The biocentric model of conservation is prominent in the conservation literature. However, it is incomplete and does not reflect the way that conservation works in practice. What is missing is the social dimension. Canadians value biodiversity, but it is not the only thing we care about. The ecological systems that support wild species also provide us with food, raw materials, opportunities for recreation, and other benefits. The problem this presents is that ecological systems have a finite capacity and cannot meet all the demands placed on them. In short, we cannot have everything we want. Consequently, trade-offs among competing values are a central feature of conservation (McShane et al. 2011). This leads us to the social model of conservation, which is centred on managing human activities (Fig. 1.5).
The social model has several interacting components. First, there is a societal component involving the general public and stakeholders (i.e., industry, environmentalists, Indigenous people, and others). These voices articulate the values, priorities, and concerns that are at play (see Chapter 3). Social values and priorities are what ultimately enable and constrain conservation.
Second, there is a science component, including both biological and social sciences, that provides the facts, ideas, and predictions needed to make robust decisions (see Chapter 4). Science is also needed to identify threats to biodiversity and to devise solutions (in common with the biocentric model). Finally, the application of science ensures that conflicts among values are resolved in the context of what can realistically be achieved.
The third component is a decision-making system that is overseen mainly, though not exclusively, by the government. In the face of complex trade-offs, a formal, structured approach to decision making is vital for finding optimum solutions (Gregory et al. 2013). The main steps include clarifying the objectives, identifying management alternatives, predicting outcomes under the available alternatives, and selecting the best option (see Chapter 10).
The three core components of the social model exist within, and are supported by, an institutional framework that provides organizational structure and establishes lines of authority. The institutional framework identifies who does what and provides the resources needed to turn management options into management actions (see Chapters 6–8).

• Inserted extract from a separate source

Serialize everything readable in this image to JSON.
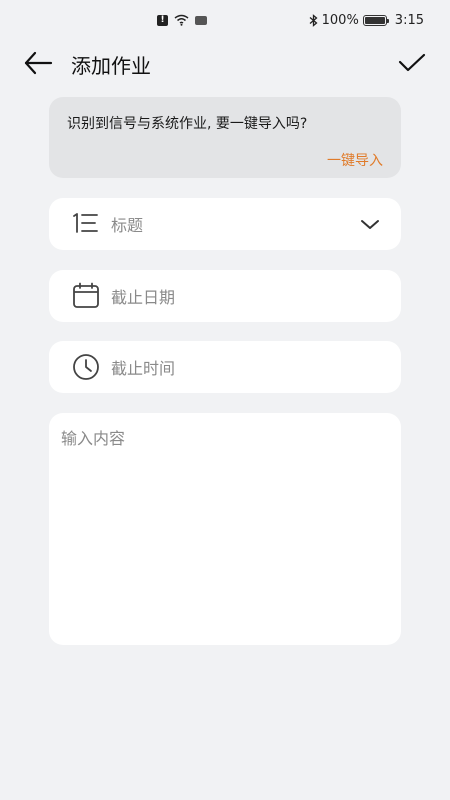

To be clear, the social model of conservation is not an alternative to the biocentric model; it is an extension of it. The core tasks of describing the natural state of biodiversity, and the actions needed to maintain it, remain central to the social model. We can think of these steps as defining the conservation need. The rest of the model places this need in a broader social and political context, which is central to implementation.
In practice, individual components of the social model are often missing or deficient (see the case studies in Chapter 11). Institutional structures may be fragmented, decision-making systems may be dysfunctional, scientific studies may focus on the wrong questions or be ignored, and so on.